Out of the 18 items that you listed that might be found in a woman’s purse in a Catholic church, there was no mention of a Rosary, a small meditation or prayer book. That just blows me away!
Please read my reply above. This seems to be an earlier version of your second comment at top.
Thanks, Dan, for writing back to me. Sorry for the second comment….I’m not too good at this so I inadvertently sent a second mailing. And thanks for explaining about the survey of those ladies. Guess I must be old fashioned….I almost feel naked without my Rosary. 🙂 I arrive early & so I bring a couple of favorite meditation books along with me. Oh yes, I leave my purse in the pew. Sometimes I walk off without it and someone comes chasing to give it back to me. I’m new to you site and look forward to your next article. Many thanks!
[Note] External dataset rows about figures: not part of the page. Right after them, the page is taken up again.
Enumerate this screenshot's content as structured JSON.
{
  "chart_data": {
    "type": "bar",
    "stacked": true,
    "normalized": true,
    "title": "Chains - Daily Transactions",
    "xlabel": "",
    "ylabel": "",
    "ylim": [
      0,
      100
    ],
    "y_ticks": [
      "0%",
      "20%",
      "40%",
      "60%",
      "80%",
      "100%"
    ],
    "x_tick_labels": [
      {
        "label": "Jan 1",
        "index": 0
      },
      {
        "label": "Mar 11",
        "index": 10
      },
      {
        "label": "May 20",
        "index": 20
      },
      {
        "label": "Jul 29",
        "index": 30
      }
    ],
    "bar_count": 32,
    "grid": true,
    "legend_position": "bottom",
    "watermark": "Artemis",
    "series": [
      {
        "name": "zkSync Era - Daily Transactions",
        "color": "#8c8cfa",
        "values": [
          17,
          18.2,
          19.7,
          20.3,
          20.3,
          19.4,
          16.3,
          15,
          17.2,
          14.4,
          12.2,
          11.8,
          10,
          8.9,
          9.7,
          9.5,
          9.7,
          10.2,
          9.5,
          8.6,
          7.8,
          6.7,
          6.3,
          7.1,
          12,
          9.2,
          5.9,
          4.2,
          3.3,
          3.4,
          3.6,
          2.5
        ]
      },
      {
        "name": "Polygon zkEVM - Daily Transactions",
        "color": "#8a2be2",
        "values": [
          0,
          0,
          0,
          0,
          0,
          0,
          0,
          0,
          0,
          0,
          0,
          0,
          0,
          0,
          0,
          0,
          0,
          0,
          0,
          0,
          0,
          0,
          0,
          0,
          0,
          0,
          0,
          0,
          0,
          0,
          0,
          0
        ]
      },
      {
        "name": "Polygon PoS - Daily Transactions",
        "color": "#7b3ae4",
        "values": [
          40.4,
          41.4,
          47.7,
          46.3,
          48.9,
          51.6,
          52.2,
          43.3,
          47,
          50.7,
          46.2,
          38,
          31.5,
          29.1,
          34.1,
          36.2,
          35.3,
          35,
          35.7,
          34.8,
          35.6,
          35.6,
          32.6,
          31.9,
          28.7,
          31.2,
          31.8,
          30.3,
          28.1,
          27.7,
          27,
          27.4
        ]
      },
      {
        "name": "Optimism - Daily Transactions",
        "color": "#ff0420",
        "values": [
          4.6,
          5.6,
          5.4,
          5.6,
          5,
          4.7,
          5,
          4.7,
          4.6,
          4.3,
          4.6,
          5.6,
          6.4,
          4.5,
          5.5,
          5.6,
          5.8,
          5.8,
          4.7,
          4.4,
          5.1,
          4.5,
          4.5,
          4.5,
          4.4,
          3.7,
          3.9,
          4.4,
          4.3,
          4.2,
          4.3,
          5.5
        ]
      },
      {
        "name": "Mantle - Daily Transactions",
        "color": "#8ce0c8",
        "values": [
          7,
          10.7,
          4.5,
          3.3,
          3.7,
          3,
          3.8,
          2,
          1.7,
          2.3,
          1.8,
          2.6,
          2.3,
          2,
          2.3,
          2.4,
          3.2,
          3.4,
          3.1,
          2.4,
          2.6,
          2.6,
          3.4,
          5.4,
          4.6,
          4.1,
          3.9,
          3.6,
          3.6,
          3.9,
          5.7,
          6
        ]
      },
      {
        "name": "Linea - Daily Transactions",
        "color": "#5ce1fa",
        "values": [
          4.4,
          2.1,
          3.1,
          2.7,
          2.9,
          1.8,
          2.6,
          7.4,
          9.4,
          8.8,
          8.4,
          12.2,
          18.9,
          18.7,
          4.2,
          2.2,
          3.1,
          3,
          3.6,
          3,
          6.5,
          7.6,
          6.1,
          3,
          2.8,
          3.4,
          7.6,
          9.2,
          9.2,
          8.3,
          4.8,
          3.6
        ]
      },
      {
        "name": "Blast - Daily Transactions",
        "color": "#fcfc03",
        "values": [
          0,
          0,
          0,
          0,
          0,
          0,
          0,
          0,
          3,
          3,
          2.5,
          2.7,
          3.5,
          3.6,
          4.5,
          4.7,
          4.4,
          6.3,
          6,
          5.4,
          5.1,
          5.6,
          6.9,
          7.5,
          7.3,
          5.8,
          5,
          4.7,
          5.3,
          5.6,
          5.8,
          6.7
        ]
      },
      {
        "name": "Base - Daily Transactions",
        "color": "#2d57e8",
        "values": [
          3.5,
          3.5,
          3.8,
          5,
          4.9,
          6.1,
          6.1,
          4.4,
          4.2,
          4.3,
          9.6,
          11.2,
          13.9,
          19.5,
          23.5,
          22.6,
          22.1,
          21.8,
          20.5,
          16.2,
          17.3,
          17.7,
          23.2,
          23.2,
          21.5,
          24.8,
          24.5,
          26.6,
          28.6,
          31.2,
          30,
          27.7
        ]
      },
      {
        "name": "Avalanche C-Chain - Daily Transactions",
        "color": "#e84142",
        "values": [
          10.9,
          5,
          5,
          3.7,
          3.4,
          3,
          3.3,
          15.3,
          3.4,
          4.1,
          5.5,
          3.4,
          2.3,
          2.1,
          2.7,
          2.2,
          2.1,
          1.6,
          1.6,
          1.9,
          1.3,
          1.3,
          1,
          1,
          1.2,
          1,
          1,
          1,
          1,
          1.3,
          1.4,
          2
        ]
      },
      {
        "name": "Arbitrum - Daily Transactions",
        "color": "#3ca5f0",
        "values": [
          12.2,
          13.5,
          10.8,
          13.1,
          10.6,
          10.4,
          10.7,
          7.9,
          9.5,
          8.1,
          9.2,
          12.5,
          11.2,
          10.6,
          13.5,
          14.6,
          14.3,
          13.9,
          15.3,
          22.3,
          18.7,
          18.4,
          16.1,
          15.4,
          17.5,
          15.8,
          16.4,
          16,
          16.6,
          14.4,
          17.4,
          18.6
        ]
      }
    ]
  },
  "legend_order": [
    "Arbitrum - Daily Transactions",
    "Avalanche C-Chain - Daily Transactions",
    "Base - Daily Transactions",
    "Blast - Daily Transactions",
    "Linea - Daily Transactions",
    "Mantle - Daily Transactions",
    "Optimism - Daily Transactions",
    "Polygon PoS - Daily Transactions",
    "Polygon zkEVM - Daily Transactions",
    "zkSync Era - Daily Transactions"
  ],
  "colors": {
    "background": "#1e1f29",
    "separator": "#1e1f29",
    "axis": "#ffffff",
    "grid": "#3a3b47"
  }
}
Hi Pauletta! Welcome to the site! Feel free to sign up and you’ll receive an email when a new article is posted.
One of the ladies I interviewed is my own mother–a daily communicant. She recites the Rosary and reads the Magnificat each morning at 6AM before heading to Mass at 7. She hangs her Rosary from her bedpost and keeps the Magnificat on her nightstand. She carries neither in her purse. At 73 years young, she might be considered “old fashioned” as well, but I’m sure she wouldn’t agree 🙂
Thanks for responding to this post and I look forward to your comments! Happy Easter!